By comparing historical records to the jet stream reconstruction, Trouet’s team discovered that the climate dipole created by the jet stream has influenced European society for the past 700 years and likely much longer.
“Epidemics happened more frequently in the British Isles when the jet stream was further north,” Trouet said. “Because summers were wet and cold, people stayed indoors, and the conditions were more conducive to spreading diseases.”
From 1348 to 1350, the plague, known as the Black Death, raged in Ireland. At that time, the jet stream was in an extreme, far-north position over Europe.
The findings provide critical data to improve climate models that researchers rely on to predict future climate, Broadman said. Much research has focused on how the jet stream is affected as a result of global warming.
“It’s hard to do that if you only have 60 years’ worth of data, which is why a reconstruction going back 700 years is very useful,” she said. “It allows you to actually compare the past to what’s been happening since we started putting greenhouse gasses into the atmosphere.”
Harvest failures, wildfires and extreme weather
Scientists have observed a trend showing the jet stream is gradually shifting northward, independent of its seasonal or more short-term variations.
“When you combine our reconstruction with harvest failures, you see that this trend likely leads to issues with major cereal crops and other types of weather extremes,” Trouet said. “It gives you a preview of the kinds of extreme events and societal outcomes we could expect if that trajectory continues.”
The findings also set a precedent for a future trajectory of jet stream variation and extreme weather events, such as wildfires, Trouet said.

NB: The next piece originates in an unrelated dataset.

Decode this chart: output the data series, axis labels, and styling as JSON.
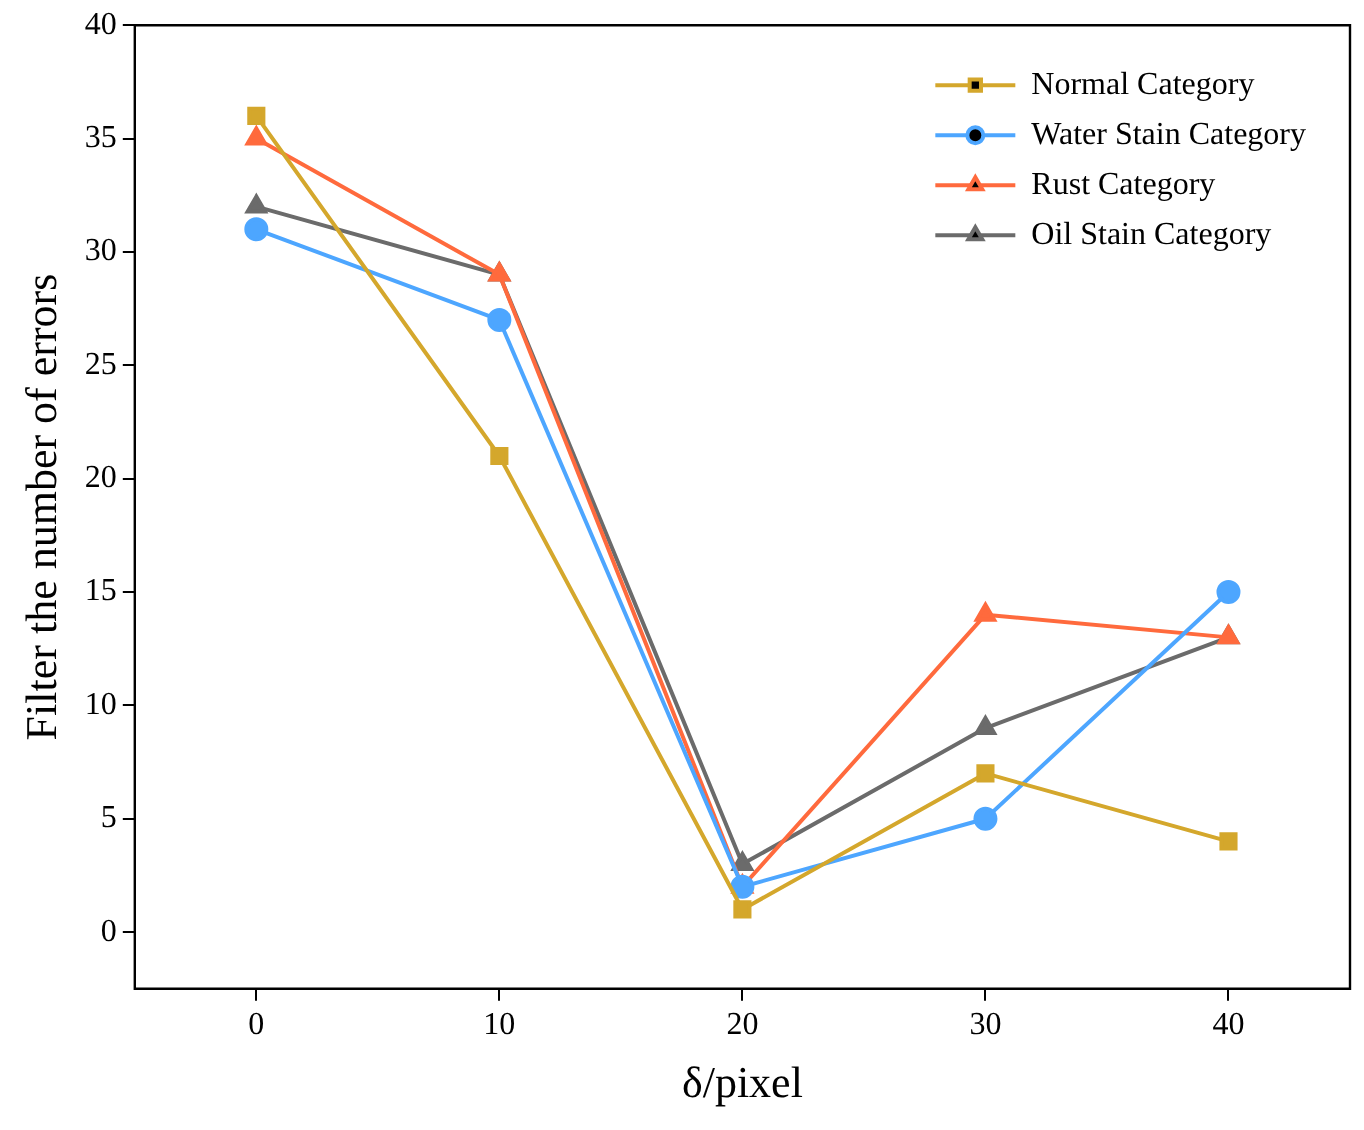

“We showed that wildfires in the Balkans historically happened substantially more when the jet stream was in that northern position that creates dry and hot conditions,” she said. “And that is exactly what we’re seeing this summer. The results that we’re seeing in our reconstruction act out in real life.”
“When you look at how the jet stream’s natural variability alone has impacted societies, you can get an idea of what might happen if you add more heat in the atmosphere and more variability,” Broadman added. “Being able to say, ‘OK, maybe we need to watch out for this or that particular jet stream configuration’ can be very helpful for predictions of climate related extremes.”